37/SÂFFÂT-1: Ve saf bağlayarak (huşû ile Allah’ın huzurunda) saf halinde bulunanlara andolsun.
37/SÂFFÂT-2: Toplayıp sevkedenlere (sağ ve sol kanat velîlerine).
37/SÂFFÂT-3: Zikrederek (Kur’ân) tilâvet edenlere (okuyanlara) (andolsun).
37/SÂFFÂT-5: Göklerin, yerin ve ikisi arasında olanların Rabbidir.

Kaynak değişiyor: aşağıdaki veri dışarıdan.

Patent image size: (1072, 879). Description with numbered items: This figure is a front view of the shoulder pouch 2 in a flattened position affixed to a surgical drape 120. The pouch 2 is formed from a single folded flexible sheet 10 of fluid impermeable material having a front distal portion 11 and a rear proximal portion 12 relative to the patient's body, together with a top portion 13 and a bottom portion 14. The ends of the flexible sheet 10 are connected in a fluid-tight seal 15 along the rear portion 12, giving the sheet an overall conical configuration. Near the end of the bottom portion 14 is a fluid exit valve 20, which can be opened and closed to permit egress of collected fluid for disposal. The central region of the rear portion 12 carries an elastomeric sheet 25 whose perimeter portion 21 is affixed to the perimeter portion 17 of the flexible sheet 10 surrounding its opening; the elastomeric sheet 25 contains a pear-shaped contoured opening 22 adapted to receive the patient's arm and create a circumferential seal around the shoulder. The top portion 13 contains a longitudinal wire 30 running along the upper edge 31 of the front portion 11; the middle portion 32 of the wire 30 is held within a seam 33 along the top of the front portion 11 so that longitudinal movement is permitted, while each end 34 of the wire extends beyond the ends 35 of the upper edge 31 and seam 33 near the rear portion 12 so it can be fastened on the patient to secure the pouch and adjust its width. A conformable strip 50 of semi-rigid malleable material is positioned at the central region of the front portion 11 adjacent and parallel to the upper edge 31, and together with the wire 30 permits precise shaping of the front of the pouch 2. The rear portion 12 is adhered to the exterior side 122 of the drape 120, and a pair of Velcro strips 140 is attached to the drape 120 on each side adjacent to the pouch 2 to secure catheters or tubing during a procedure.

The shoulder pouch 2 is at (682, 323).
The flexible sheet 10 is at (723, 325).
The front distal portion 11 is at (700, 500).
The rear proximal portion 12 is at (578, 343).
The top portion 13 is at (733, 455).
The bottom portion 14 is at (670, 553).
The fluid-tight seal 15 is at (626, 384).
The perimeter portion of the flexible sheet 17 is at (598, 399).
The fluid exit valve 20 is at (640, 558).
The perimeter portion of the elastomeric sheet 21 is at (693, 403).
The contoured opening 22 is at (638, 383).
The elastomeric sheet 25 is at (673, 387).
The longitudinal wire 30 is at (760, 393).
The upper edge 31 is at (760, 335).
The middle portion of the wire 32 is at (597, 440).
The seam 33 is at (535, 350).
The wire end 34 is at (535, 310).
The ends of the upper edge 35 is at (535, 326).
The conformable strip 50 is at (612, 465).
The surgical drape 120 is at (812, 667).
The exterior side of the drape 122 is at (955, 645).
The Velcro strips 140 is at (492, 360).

Ve doğuların (da) Rabbidir.
37/SÂFFÂT-6: Muhakkak ki Biz; dünya semasını, yıldızları ziynet kılarak süsledik.
37/SÂFFÂT-7: Ve marid (azgın ve asi) şeytanların hepsinden muhafaza ederek.
37/SÂFFÂT-8: Melei A’lâ’ya kulak verip dinleyemezler ve her taraftan atılırlar (kovulurlar).
37/SÂFFÂT-9: Kovulmuş olarak, onlar için kesilmeyen sürekli azap vardır.
37/SÂFFÂT-10: Ancak kim bir söz kapıp kaçarsa, o taktirde kayıp giden yakıcı bir alev onu takip eder (ona ulaşır, yok eder).
37/SÂFFÂT-11: Hayır, onlardan fetva iste (sor): "Onlar mı yaratılış bakımından daha kuvvetli, yoksa Bizim (diğer) yarattıklarımız mı?" Muhakkak ki Biz, onları yapışkan nemli topraktan yarattık.
37/SÂFFÂT-12: Evet, sen hayret ettin ve onlar (ise) alay ediyorlar.
37/SÂFFÂT-13: Ve (onlara) hatırlatılınca (anlatılınca) tezekkür etmezler (dinleyip hükme varamazlar).
37/SÂFFÂT-14: Ve bir âyet (mucize) gördükleri zaman alay ederler.
37/SÂFFÂT-15: Ve: "Bu sadece apaçık bir sihirdir." dediler (derler).
37/SÂFFÂT-16: Öldüğümüz, toprak ve kemik olduğumuz zaman mı? Gerçekten biz, mutlaka beas edilenler (diriltilenler) mi olacağız?
37/SÂFFÂT-18: "Evet ve siz (yeniden yaratıldığınız zaman) hor ve hakir olacaklarsınız." de.
37/SÂFFÂT-19: İşte o, sadece tek bir çığlıktır. Onlar işte o zaman (diriltilince) bakacaklar (görecekler).
37/SÂFFÂT-20: "Ve eyvahlar olsun bize, (işte) bu dîn günüdür." dediler.
37/SÂFFÂT-21: (İşte) bu tekzip etmiş (yalanlamış) olduğunuz fasıl (haklıyı haksızdan ayırma, hüküm verme) günüdür.
37/SÂFFÂT-22: Zulmedenleri ve onların eşlerini (zevcelerini) haşredin (biraraya toplayın)! Ve onların tapmış oldukları şeyleri (de).
37/SÂFFÂT-23: Allah’tan başka (taptıkları). Artık onları cahîm (cehennem) yoluna hidayet edin (ulaştırın).
37/SÂFFÂT-24: Artık onları tevkif edin (tutuklayın). Muhakkak ki onlar, mesuldürler (sorumludurlar).